The allegations did not dent her popularity back in her home district. Although she had to run as an independent, she was able to hold her district in the election on 22 October 2017 by a narrow margin of 834 votes. Her advocacy and her status as a prominent Diet rival to Prime Minister Abe were touted as the main reasons of her high support in the district, particularly among swing voters. Her tough stance against Abe made her a constant target of right-wing campaigners. After her win, a rumor of voting fraud in the district was spread and the local election office was bombarded with calls and emails claiming that she was illegitimately elected.

===Post 2017 election===
Yamao applied to join the new progressive Constitutional Democratic Party after the 2017 election. The CDP did not grant her party membership straight away but allowed her to sit as independent member in the CDP caucus in the House of Representatives. Her entry application was approved on 26 December 2017. She filed a notice of withdrawal on 18 March 2020 and was accepted on 24 March 2020.

==Involvement in the special mission of the Kishida Cabinet==
After the assassination of Shinzo Abe on 8 July 2022, the longstanding ties between the ruling Liberal Democratic Party with the Unification Church (UC) gained huge coverage by the Japanese media and plunged the Kishida Cabinet's approval. The UC was known for their predatory fundraising, known locally as spiritual sales, which was specifically targeting Japanese people. After Prime Minister Fumio Kishida reshuffled his second cabinet, Minister of Digital Affairs Taro Kono, who was also given the special mission of consumer affairs and food safety, established the "Spiritual Sales Review Committee" to obtain suggestions from experts of cult-related frauds. Shiori Kanno was one of the eight members initially elected into the committee.

==Political positions==
Yamao is known to be opposed to the Trans-Pacific Partnership, arguing that the agreement does not protect Japan's national interests.

In a joint letter initiated by Norbert Röttgen and Anthony Gonzalez ahead of the 47th G7 summit in 2021, Yamao joined some 70 legislators from Europe and the US in calling upon their leaders to take a tough stance on China and to "avoid becoming dependent" on the country for technology including artificial intelligence and 5G.

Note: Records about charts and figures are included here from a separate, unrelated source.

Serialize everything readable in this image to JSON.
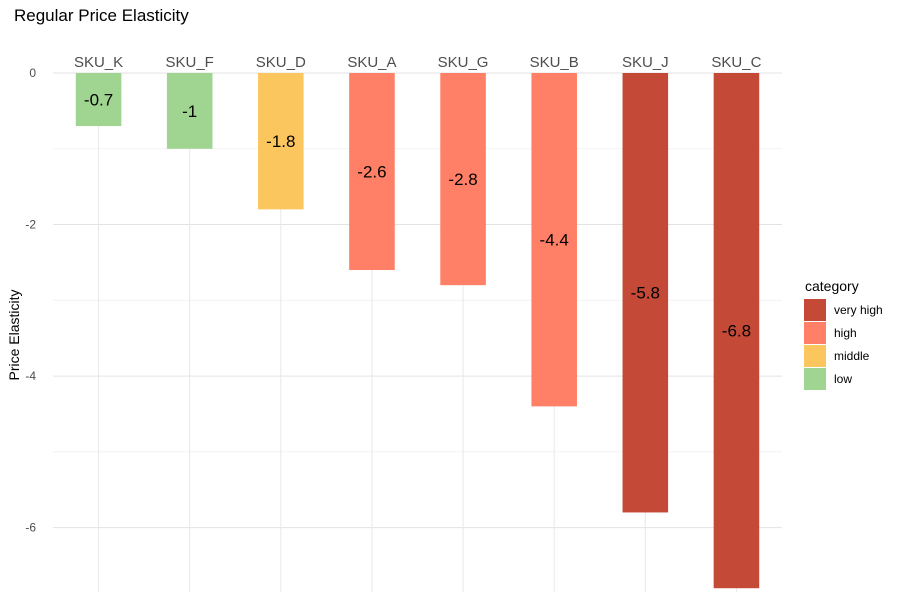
{
  "chart_data": {
    "type": "bar",
    "title": "Regular Price Elasticity",
    "xlabel": "",
    "ylabel": "Price Elasticity",
    "categories": [
      "SKU_K",
      "SKU_F",
      "SKU_D",
      "SKU_A",
      "SKU_G",
      "SKU_B",
      "SKU_J",
      "SKU_C"
    ],
    "values": [
      -0.7,
      -1,
      -1.8,
      -2.6,
      -2.8,
      -4.4,
      -5.8,
      -6.8
    ],
    "value_labels": [
      "-0.7",
      "-1",
      "-1.8",
      "-2.6",
      "-2.8",
      "-4.4",
      "-5.8",
      "-6.8"
    ],
    "bar_category": [
      "low",
      "low",
      "middle",
      "high",
      "high",
      "high",
      "very high",
      "very high"
    ],
    "ylim": [
      -6.85,
      0
    ],
    "yticks": [
      0,
      -2,
      -4,
      -6
    ],
    "x_labels_position": "top",
    "grid": true,
    "legend": {
      "title": "category",
      "position": "right",
      "entries": [
        {
          "label": "very high",
          "color": "#c44a37"
        },
        {
          "label": "high",
          "color": "#ff8066"
        },
        {
          "label": "middle",
          "color": "#fcc65f"
        },
        {
          "label": "low",
          "color": "#9fd591"
        }
      ]
    }
  }
}
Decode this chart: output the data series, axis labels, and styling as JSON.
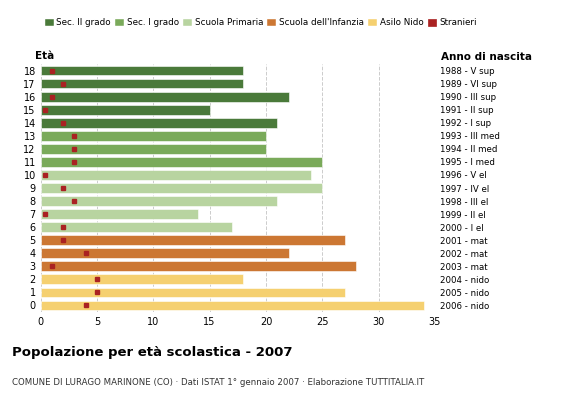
{
  "ages": [
    0,
    1,
    2,
    3,
    4,
    5,
    6,
    7,
    8,
    9,
    10,
    11,
    12,
    13,
    14,
    15,
    16,
    17,
    18
  ],
  "years": [
    "2006 - nido",
    "2005 - nido",
    "2004 - nido",
    "2003 - mat",
    "2002 - mat",
    "2001 - mat",
    "2000 - I el",
    "1999 - II el",
    "1998 - III el",
    "1997 - IV el",
    "1996 - V el",
    "1995 - I med",
    "1994 - II med",
    "1993 - III med",
    "1992 - I sup",
    "1991 - II sup",
    "1990 - III sup",
    "1989 - VI sup",
    "1988 - V sup"
  ],
  "values": [
    34,
    27,
    18,
    28,
    22,
    27,
    17,
    14,
    21,
    25,
    24,
    25,
    20,
    20,
    21,
    15,
    22,
    18,
    18
  ],
  "stranieri": [
    4,
    5,
    5,
    1,
    4,
    2,
    2,
    0.4,
    3,
    2,
    0.4,
    3,
    3,
    3,
    2,
    0.4,
    1,
    2,
    1
  ],
  "bar_colors": [
    "#f5d070",
    "#f5d070",
    "#f5d070",
    "#cc7733",
    "#cc7733",
    "#cc7733",
    "#b8d4a0",
    "#b8d4a0",
    "#b8d4a0",
    "#b8d4a0",
    "#b8d4a0",
    "#7aaa5a",
    "#7aaa5a",
    "#7aaa5a",
    "#4a7a3a",
    "#4a7a3a",
    "#4a7a3a",
    "#4a7a3a",
    "#4a7a3a"
  ],
  "legend_labels": [
    "Sec. II grado",
    "Sec. I grado",
    "Scuola Primaria",
    "Scuola dell'Infanzia",
    "Asilo Nido",
    "Stranieri"
  ],
  "legend_colors": [
    "#4a7a3a",
    "#7aaa5a",
    "#b8d4a0",
    "#cc7733",
    "#f5d070",
    "#aa2222"
  ],
  "title": "Popolazione per età scolastica - 2007",
  "subtitle": "COMUNE DI LURAGO MARINONE (CO) · Dati ISTAT 1° gennaio 2007 · Elaborazione TUTTITALIA.IT",
  "xlabel_eta": "Età",
  "xlabel_anno": "Anno di nascita",
  "xlim": [
    0,
    35
  ],
  "xticks": [
    0,
    5,
    10,
    15,
    20,
    25,
    30,
    35
  ],
  "bg_color": "#ffffff",
  "grid_color": "#cccccc",
  "bar_height": 0.75
}
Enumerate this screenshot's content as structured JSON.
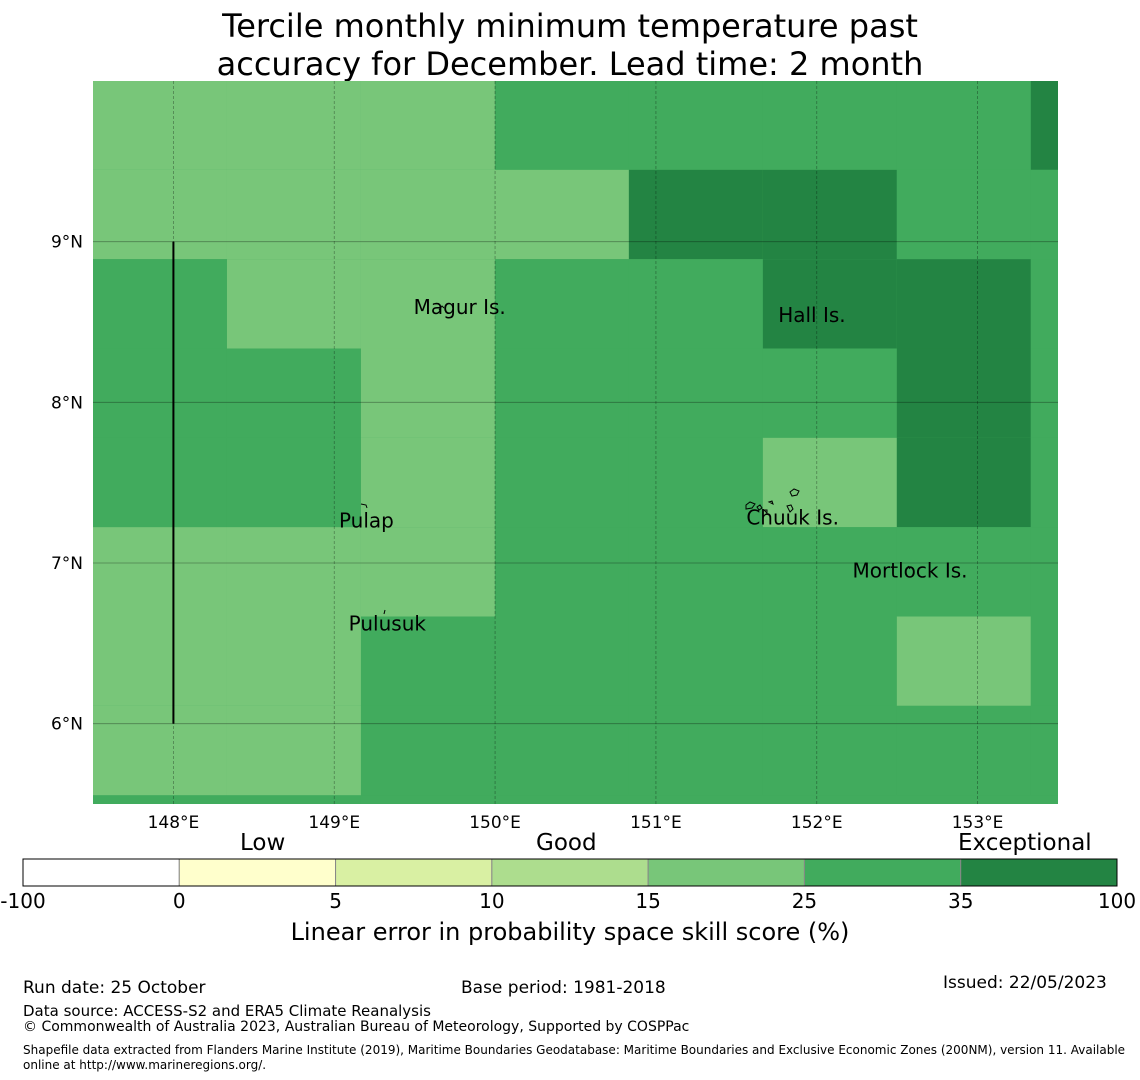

Yamao insists on “Constitutionalistic Revision (立憲的改憲),” aiming for constitutional revision from a “liberal” perspective. She was one of the members of the Commission on the Constitution (House of Representatives) who represents the DPFP as of February 2021. She opposed constitutional revision by the Abe administration. Regarding Article 9, she proposes to change the text to limit the sphere of the Self Defense Forces' activity only to individual self-defense purposes, denying its collective self-defense right.